23 Jul 2015
The Queensland Civil and Administrative Tribunal found Ms Devorah Lindberg acted in a way that constituted unsatisfactory professional conduct, by omitting information about her work history when applying for registration as a medical radiation practitioner.
In January 2012, Ms Lindberg applied for general registration with the former Medical Radiation Technologists Board of Queensland, which regulated medical radiation practitioners before the Medical Radiation Board of Australia was established on 1 July 2012.
Ms Lindberg stated in her application that between 2006 and 2010 she had been employed by the Dubai Hospital in Zabeel, Dubai UAE, describing the facility as a government hospital.
Shortly afterwards, a member of the former board discovered that the hospital Ms Lindberg had been employed at was the Dubai Equine Hospital, where she had worked as a radiographer, providing MRIs to animals, in particular horses, as well as individuals with horse-inflicted injuries
At the time, the former Board’s recency of practice policy required general registration applicants to demonstrate at least one year full-time experience in clinical practice (on humans) in the last five years. Ms Lindberg didn’t meet this requirement as her experience had primarily been with horses, and the former board granted general registration with conditions requiring supervision.
The Medical Radiation Board of Australia referred the matter to the tribunal in October 2014, alleging that Ms Lindberg had engaged in unsatisfactory professional conduct under the former Disciplinary Proceedings Act 1999 (Qld). The Board alleged that Ms Lindberg had omitted all references to equine treatment in her application for registration with the Board and that this was false, misleading and incorrect.

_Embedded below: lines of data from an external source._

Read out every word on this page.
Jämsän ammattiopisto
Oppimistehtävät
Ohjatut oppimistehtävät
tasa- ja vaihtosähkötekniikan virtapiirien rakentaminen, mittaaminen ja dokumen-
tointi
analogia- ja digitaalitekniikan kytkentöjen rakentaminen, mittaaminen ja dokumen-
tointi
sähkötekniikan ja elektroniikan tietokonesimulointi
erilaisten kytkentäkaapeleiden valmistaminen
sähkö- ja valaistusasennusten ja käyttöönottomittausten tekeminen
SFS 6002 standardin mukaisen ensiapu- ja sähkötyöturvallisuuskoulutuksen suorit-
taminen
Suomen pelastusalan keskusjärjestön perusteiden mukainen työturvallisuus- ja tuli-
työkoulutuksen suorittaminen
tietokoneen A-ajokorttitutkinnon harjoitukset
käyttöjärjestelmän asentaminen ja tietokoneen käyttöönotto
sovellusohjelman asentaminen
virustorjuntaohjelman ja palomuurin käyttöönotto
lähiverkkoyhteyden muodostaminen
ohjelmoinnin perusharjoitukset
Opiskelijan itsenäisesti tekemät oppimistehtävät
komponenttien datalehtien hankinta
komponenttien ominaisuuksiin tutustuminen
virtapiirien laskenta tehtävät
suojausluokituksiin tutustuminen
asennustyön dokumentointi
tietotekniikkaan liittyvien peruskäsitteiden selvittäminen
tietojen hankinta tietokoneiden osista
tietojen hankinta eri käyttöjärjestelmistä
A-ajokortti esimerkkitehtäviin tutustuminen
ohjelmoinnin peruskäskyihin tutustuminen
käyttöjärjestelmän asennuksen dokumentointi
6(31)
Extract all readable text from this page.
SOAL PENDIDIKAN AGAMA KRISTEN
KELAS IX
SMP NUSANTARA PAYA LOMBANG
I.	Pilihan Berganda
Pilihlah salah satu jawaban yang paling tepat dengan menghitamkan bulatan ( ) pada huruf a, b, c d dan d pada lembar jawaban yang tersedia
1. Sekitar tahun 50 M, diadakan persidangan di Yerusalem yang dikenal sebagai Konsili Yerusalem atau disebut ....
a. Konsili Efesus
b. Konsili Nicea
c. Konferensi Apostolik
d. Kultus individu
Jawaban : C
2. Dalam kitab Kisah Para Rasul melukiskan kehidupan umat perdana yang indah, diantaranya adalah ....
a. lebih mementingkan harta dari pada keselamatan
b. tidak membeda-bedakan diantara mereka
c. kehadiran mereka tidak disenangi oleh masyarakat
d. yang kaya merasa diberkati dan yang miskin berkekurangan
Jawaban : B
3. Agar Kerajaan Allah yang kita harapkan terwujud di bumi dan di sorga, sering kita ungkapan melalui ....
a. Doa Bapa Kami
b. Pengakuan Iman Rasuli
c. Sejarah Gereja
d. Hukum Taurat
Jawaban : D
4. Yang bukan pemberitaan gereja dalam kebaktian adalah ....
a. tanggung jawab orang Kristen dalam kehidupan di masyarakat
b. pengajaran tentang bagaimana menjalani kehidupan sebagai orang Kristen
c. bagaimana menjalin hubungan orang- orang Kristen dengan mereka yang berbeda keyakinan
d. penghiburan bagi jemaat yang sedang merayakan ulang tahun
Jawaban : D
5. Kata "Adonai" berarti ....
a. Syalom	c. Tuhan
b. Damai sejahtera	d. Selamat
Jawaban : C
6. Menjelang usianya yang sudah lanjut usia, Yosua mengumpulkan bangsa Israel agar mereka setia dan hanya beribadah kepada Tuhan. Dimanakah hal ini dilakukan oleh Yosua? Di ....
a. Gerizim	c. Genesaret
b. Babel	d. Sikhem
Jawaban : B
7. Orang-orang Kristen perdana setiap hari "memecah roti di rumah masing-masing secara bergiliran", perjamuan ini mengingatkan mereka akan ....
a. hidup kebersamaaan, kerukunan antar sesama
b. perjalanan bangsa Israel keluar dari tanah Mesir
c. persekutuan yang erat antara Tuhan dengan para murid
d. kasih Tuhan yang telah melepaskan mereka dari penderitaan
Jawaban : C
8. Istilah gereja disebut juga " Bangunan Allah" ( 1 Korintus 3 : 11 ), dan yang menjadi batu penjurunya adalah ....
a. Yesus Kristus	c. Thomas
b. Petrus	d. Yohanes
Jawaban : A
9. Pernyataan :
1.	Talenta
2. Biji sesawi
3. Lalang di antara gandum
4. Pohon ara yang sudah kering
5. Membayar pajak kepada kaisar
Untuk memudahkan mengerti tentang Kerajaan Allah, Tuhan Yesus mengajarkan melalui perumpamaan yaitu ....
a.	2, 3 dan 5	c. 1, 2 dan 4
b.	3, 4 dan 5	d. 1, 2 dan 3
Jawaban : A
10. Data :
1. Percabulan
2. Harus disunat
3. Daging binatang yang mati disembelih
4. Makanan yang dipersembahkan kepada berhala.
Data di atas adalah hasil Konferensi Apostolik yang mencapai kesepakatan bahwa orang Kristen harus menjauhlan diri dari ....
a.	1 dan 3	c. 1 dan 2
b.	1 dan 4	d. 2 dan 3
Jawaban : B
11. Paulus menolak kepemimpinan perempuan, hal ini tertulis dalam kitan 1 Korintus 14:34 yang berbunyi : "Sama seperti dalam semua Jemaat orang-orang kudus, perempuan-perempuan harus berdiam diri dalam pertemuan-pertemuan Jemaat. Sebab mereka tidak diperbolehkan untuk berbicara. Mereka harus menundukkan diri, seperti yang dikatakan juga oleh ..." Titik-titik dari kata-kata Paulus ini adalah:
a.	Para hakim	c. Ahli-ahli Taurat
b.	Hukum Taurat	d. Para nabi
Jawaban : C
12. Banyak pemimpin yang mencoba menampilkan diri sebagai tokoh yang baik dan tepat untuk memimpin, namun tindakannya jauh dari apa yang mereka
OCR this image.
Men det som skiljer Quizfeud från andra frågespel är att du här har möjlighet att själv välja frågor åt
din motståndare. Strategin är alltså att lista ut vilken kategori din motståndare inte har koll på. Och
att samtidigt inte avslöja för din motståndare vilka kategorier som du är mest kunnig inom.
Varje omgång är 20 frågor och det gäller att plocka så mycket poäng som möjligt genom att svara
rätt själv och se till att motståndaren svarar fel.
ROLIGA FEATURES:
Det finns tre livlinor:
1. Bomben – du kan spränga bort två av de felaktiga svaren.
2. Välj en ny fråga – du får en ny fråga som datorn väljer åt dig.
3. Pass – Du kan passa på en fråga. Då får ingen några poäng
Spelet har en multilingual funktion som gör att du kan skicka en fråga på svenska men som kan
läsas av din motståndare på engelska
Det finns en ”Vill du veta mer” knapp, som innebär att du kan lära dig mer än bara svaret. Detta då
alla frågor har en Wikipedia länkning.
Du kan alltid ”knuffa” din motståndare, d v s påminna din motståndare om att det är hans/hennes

Ms Lindberg disputed the allegation, stating it wasn’t her intention to mislead the Board and that during her time at the hospital, she had used the MRI equipment to x-ray veterinarians, trainers and other staff. Ms Lindberg said she had omitted references to equine treatment as it was not relevant to her application.
The tribunal found that while it may not have been Ms Lindberg’s intention to deliberately mislead the Board, omitting information about her equine experience meant that she had not provided full and complete disclosure of her work history.
The tribunal found Ms Lindberg had acted in a way that constituted unsatisfactory professional conduct, reprimanding her and ordering her to pay the Board’s costs.
Reasons for the tribunal’s decision are on AustLII.